Design and Modeling of Electrohydrodynamically Driven Droplets for Fluid Joints Microactuators
Abstract
Microscale actuation holdsx transformative potential across various fields by enabling precise and minimally invasive actions; however, downsizing actuators while keeping relatively large actuation range is challenging. Electrohydrodynamics (EHD) forces, arising from electric field-fluid interaction, can greatly deform fluid surface at microscale, yet there is a lack of knowledge regarding the modeling, control, and specificity, which hinder their use in microactuator designs. This article, aims to design, model and open-loop control a droplet driven by EHD, focusing on its application in fluid joints (i.e., two solids link together by a liquid droplet)-based microactuators. The model merges an energy-based steady-state hysteresis with linear dynamics, using the steady-state inverse as an open-loop controller to control the droplet's height.
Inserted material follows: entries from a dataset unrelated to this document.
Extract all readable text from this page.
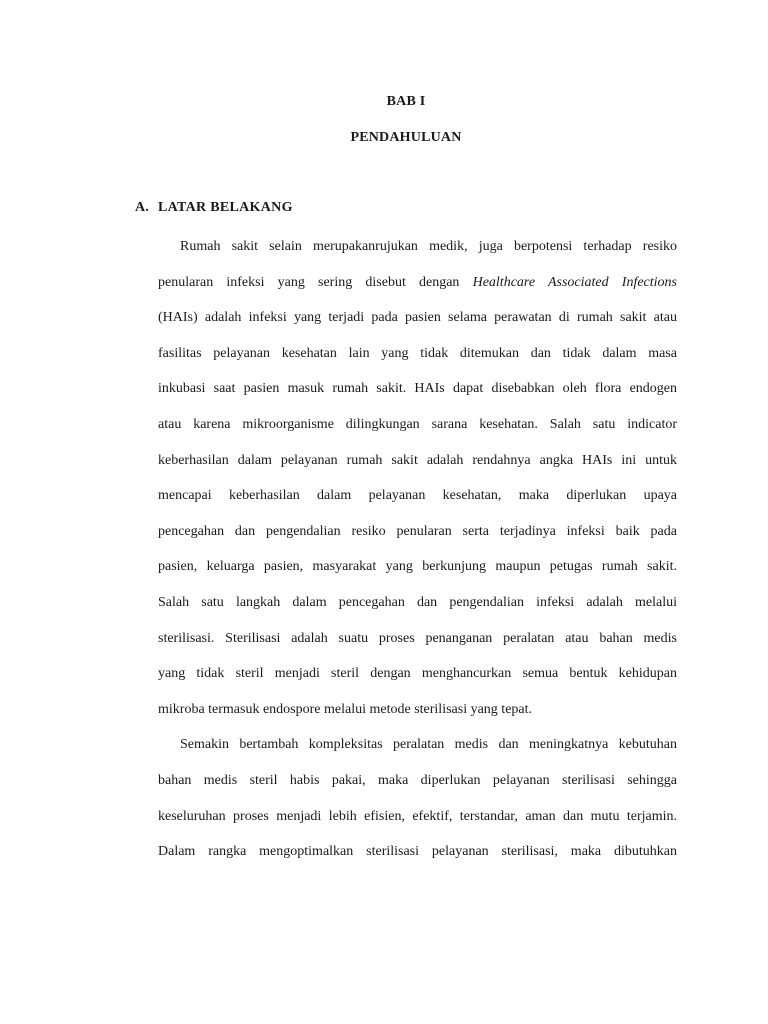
BAB I
PENDAHULUAN
A. LATAR BELAKANG
Rumah sakit selain merupakanrujukan medik, juga berpotensi terhadap resiko
penularan infeksi yang sering disebut dengan Healthcare Associated Infections
(HAIs) adalah infeksi yang terjadi pada pasien selama perawatan di rumah sakit atau
fasilitas pelayanan kesehatan lain yang tidak ditemukan dan tidak dalam masa
inkubasi saat pasien masuk rumah sakit. HAIs dapat disebabkan oleh flora endogen
atau karena mikroorganisme dilingkungan sarana kesehatan. Salah satu indicator
keberhasilan dalam pelayanan rumah sakit adalah rendahnya angka HAIs ini untuk
mencapai keberhasilan dalam pelayanan kesehatan, maka diperlukan upaya
pencegahan dan pengendalian resiko penularan serta terjadinya infeksi baik pada
pasien, keluarga pasien, masyarakat yang berkunjung maupun petugas rumah sakit.
Salah satu langkah dalam pencegahan dan pengendalian infeksi adalah melalui
sterilisasi. Sterilisasi adalah suatu proses penanganan peralatan atau bahan medis
yang tidak steril menjadi steril dengan menghancurkan semua bentuk kehidupan
mikroba termasuk endospore melalui metode sterilisasi yang tepat.
Semakin bertambah kompleksitas peralatan medis dan meningkatnya kebutuhan
bahan medis steril habis pakai, maka diperlukan pelayanan sterilisasi sehingga
keseluruhan proses menjadi lebih efisien, efektif, terstandar, aman dan mutu terjamin.
Dalam rangka mengoptimalkan sterilisasi pelayanan sterilisasi, maka dibutuhkan
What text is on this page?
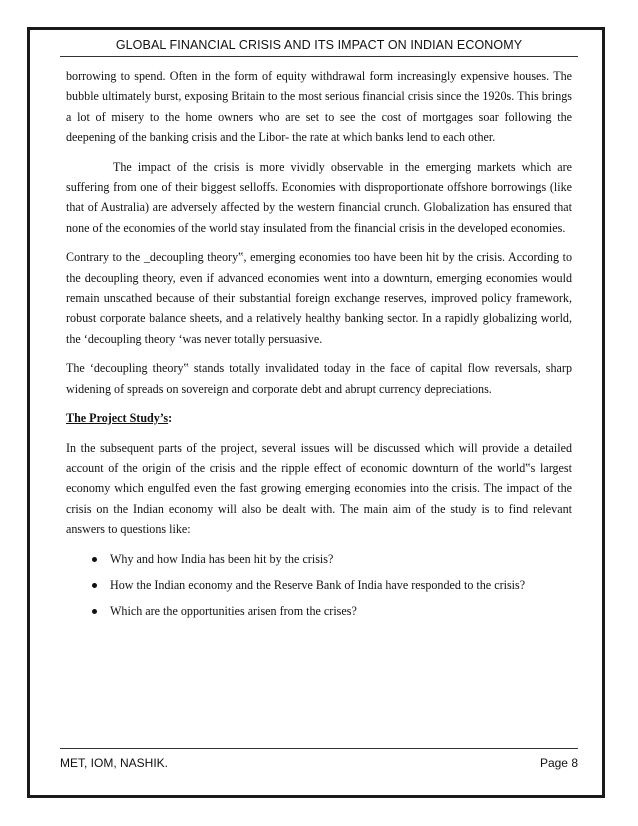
GLOBAL FINANCIAL CRISIS AND ITS IMPACT ON INDIAN ECONOMY

borrowing to spend. Often in the form of equity withdrawal form increasingly expensive houses. The bubble ultimately burst, exposing Britain to the most serious financial crisis since the 1920s. This brings a lot of misery to the home owners who are set to see the cost of mortgages soar following the deepening of the banking crisis and the Libor- the rate at which banks lend to each other.

The impact of the crisis is more vividly observable in the emerging markets which are suffering from one of their biggest selloffs. Economies with disproportionate offshore borrowings (like that of Australia) are adversely affected by the western financial crunch. Globalization has ensured that none of the economies of the world stay insulated from the financial crisis in the developed economies.

Contrary to the _decoupling theory‟, emerging economies too have been hit by the crisis. According to the decoupling theory, even if advanced economies went into a downturn, emerging economies would remain unscathed because of their substantial foreign exchange reserves, improved policy framework, robust corporate balance sheets, and a relatively healthy banking sector. In a rapidly globalizing world, the ‘decoupling theory ‘was never totally persuasive.

The ‘decoupling theory‟ stands totally invalidated today in the face of capital flow reversals, sharp widening of spreads on sovereign and corporate debt and abrupt currency depreciations.

The Project Study’s:

In the subsequent parts of the project, several issues will be discussed which will provide a detailed account of the origin of the crisis and the ripple effect of economic downturn of the world‟s largest economy which engulfed even the fast growing emerging economies into the crisis. The impact of the crisis on the Indian economy will also be dealt with. The main aim of the study is to find relevant answers to questions like:

Why and how India has been hit by the crisis?
How the Indian economy and the Reserve Bank of India have responded to the crisis?
Which are the opportunities arisen from the crises?
MET, IOM, NASHIK.	Page 8
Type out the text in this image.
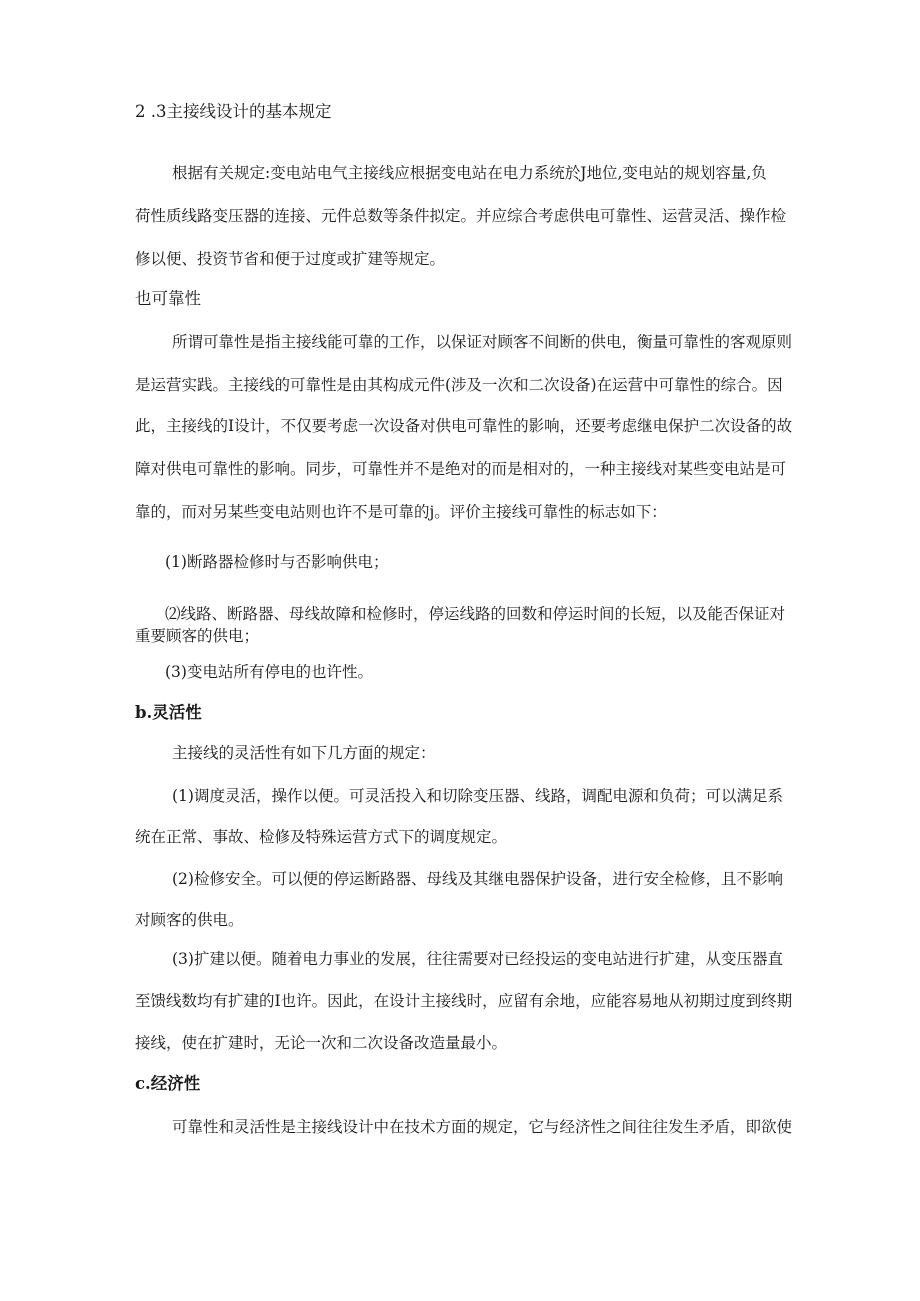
2 .3主接线设计的基本规定
根据有关规定:变电站电气主接线应根据变电站在电力系统於J地位,变电站的规划容量,负
荷性质线路变压器的连接、元件总数等条件拟定。并应综合考虑供电可靠性、运营灵活、操作检
修以便、投资节省和便于过度或扩建等规定。
也可靠性
所谓可靠性是指主接线能可靠的工作，以保证对顾客不间断的供电，衡量可靠性的客观原则
是运营实践。主接线的可靠性是由其构成元件(涉及一次和二次设备)在运营中可靠性的综合。因
此，主接线的I设计，不仅要考虑一次设备对供电可靠性的影响，还要考虑继电保护二次设备的故
障对供电可靠性的影响。同步，可靠性并不是绝对的而是相对的，一种主接线对某些变电站是可
靠的，而对另某些变电站则也许不是可靠的j。评价主接线可靠性的标志如下：
(1)断路器检修时与否影响供电；
⑵线路、断路器、母线故障和检修时，停运线路的回数和停运时间的长短，以及能否保证对
重要顾客的供电；
(3)变电站所有停电的也许性。
b.灵活性
主接线的灵活性有如下几方面的规定：
(1)调度灵活，操作以便。可灵活投入和切除变压器、线路，调配电源和负荷；可以满足系
统在正常、事故、检修及特殊运营方式下的调度规定。
(2)检修安全。可以便的停运断路器、母线及其继电器保护设备，进行安全检修，且不影响
对顾客的供电。
(3)扩建以便。随着电力事业的发展，往往需要对已经投运的变电站进行扩建，从变压器直
至馈线数均有扩建的I也许。因此，在设计主接线时，应留有余地，应能容易地从初期过度到终期
接线，使在扩建时，无论一次和二次设备改造量最小。
c.经济性
可靠性和灵活性是主接线设计中在技术方面的规定，它与经济性之间往往发生矛盾，即欲使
For a selected design, both steady-state and dynamic models were fitted using a 3 mu L droplet of glycerin, and the control strategy was tested. The model accurately predicts the stable droplet position, while the control strategy maintains a height error under 14 mu m, a motion amplitude of 150 mu m, and high repeatability. This article contributes to the advancement of microscale actuation by presenting a model and open-loop control strategy for EHD-driven droplets, facilitating practical use as a microactuator for fluid joints in microrobotic applications.